Hoje, eles são grandes e o ano 2000 já passou faz tempo. E eu, com ele, sóbria. Mais dois
molequinhos gêmeos chegaram mais tarde, em 2009. Eu colecionava netos, percebia netos, amava netos. Todos longe de mim, mas minha vibração chegava até eles e a deles em mim. Viva a tecnologia que me permite ver e conversar ouvindo suas vozes. Em 2024 chegou iluminado, Bernardo, o nenê mais sorridente do planeta Terra! O primeiro bisneto! Quando poderia imaginar que o Grande Espírito fosse me dar essa chance! Eu que achava não chegar ao ano 2000. Aquela moça que pariu sem muita consciência, perdida nos costumes da época, ainda por cima com essa doença que era só minha, pois nunca vi ninguém em casa ficar embriagada!
Hoje penso e sinto: “Que benção poder acompanhar quase o dia a dia de Bernardo, mesmo que longe.” Quase toco seus pezinhos, suas covinhas, sorrio sua alegria. Fortalecer o ditado: ”Ser avó, bisavó mais ainda, é ser mãe com açúcar.” Receber presentes desses cinco netos, só uma menina, única energia feminina na família e agora um bisneto, é a coisa mais gratificante que posso sentir. Numa pesquisa perguntei a eles: “Quem pensam que sou?” Chorei com as respostas:
“Vovó Tellinha, a heroína, independente do momento, sempre está lá com sua sabedoria,
calma e carisma. Aquela que bateu de frente com ladrões de passarinho na fazenda e botou todos para correr. Vovó Stella, diferente dos outros, me encorajou a subir o rio pelo leito de água, tão alto, mas sabia dos bichos e das pedras! Avó que me ensinou, com poucos anos de vida, a comer homus tahine no dedão do pé enquanto navegávamos pelos mares de Angra!” (Pedro, com 28 anos, pai de Bernardo).

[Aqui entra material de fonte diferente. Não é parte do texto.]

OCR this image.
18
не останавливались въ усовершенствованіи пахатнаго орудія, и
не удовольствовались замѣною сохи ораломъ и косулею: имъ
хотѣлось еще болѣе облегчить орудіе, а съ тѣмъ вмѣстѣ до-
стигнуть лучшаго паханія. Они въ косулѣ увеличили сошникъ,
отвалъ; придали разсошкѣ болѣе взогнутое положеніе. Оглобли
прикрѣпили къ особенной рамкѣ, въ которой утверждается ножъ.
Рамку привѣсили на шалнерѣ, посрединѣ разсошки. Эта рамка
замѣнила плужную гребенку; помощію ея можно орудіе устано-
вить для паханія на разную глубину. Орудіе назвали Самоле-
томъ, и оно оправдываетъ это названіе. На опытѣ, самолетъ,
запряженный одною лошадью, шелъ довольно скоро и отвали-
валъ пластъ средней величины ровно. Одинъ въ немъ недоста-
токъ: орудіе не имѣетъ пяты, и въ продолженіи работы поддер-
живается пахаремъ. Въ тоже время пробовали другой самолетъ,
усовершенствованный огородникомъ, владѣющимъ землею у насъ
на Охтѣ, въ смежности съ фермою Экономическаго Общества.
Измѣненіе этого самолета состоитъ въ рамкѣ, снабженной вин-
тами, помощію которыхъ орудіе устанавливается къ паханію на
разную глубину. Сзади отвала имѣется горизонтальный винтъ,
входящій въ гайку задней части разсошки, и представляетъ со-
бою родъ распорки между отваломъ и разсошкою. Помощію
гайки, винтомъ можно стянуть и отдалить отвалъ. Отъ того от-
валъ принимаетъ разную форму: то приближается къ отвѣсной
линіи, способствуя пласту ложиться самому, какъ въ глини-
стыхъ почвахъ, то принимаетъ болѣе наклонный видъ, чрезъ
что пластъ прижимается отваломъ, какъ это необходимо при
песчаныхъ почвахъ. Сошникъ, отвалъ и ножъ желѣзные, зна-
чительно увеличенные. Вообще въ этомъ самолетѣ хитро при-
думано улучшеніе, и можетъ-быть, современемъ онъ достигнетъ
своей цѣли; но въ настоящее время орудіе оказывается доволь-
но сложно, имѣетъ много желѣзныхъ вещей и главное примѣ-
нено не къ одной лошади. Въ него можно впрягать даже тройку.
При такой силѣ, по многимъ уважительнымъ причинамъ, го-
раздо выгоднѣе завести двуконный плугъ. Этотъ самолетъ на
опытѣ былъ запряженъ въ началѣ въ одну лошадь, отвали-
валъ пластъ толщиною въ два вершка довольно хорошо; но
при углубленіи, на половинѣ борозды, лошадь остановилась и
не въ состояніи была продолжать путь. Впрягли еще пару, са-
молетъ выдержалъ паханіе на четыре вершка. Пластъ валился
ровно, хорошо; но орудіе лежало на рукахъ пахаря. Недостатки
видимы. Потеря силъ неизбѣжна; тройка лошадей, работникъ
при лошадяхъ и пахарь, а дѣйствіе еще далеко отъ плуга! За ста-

“Ser neta de Stella é para mim um privilégio e a sorte de ter acesso tão íntimo a um
conhecimento transcendental e universal sobre o amor.” (Maria Carolina, 28 anos)
“Vó, você representa uma mulher forte, com sabedoria, atenciosa e presente que dá
segurança sempre a quem está em volta.“ (Lucca, 24 anos)
“Eu não tenho palavras para descrever minha avó. Ela é maravilhosa em todos os sentidos.
Uma mulher que me inspira e que inspira várias outras mulheres que lutam contra o
alcoolismo. Tenho muito orgulho de você, pela pessoa que é e pela pessoa que se tornou. Te amo muito.” (João, 15 anos)
“Acho minha avó uma mulher incrível. Tenho várias memórias nossas na fazenda. Ela me
ensinou a fazer melega, manteiga com mel e que vai ao forno. E lembro de nossos pijamas
quentinhos iguais, de peixinhos. Tenho muito orgulho da mulher que ela é, carinhosa e
amorosa!” (Antônio, 15 anos).
Não estaria passando por essa tamanha alegria, com o coração preenchido de luz e amor se eu não tivesse tomado a decisão de parar, estacionando meu transtorno. Pedi ajuda antes que a doença chegasse a um ponto sem retorno. Fui ajudada pelos companheiros de AA, pelas terapias, por meu mergulho nos estudos sobre a espiritualidade, por minha família, por meu trabalho e, de alguns anos pra cá, como voluntária da AF, uma associação formidável, de ajuda, que me fortalece a vontade e a ter sempre responsabilidade. Só me resta agradecer a cada pessoa que entrou em minha vida e me mantém com disposição, alegria de viver e amor no coração!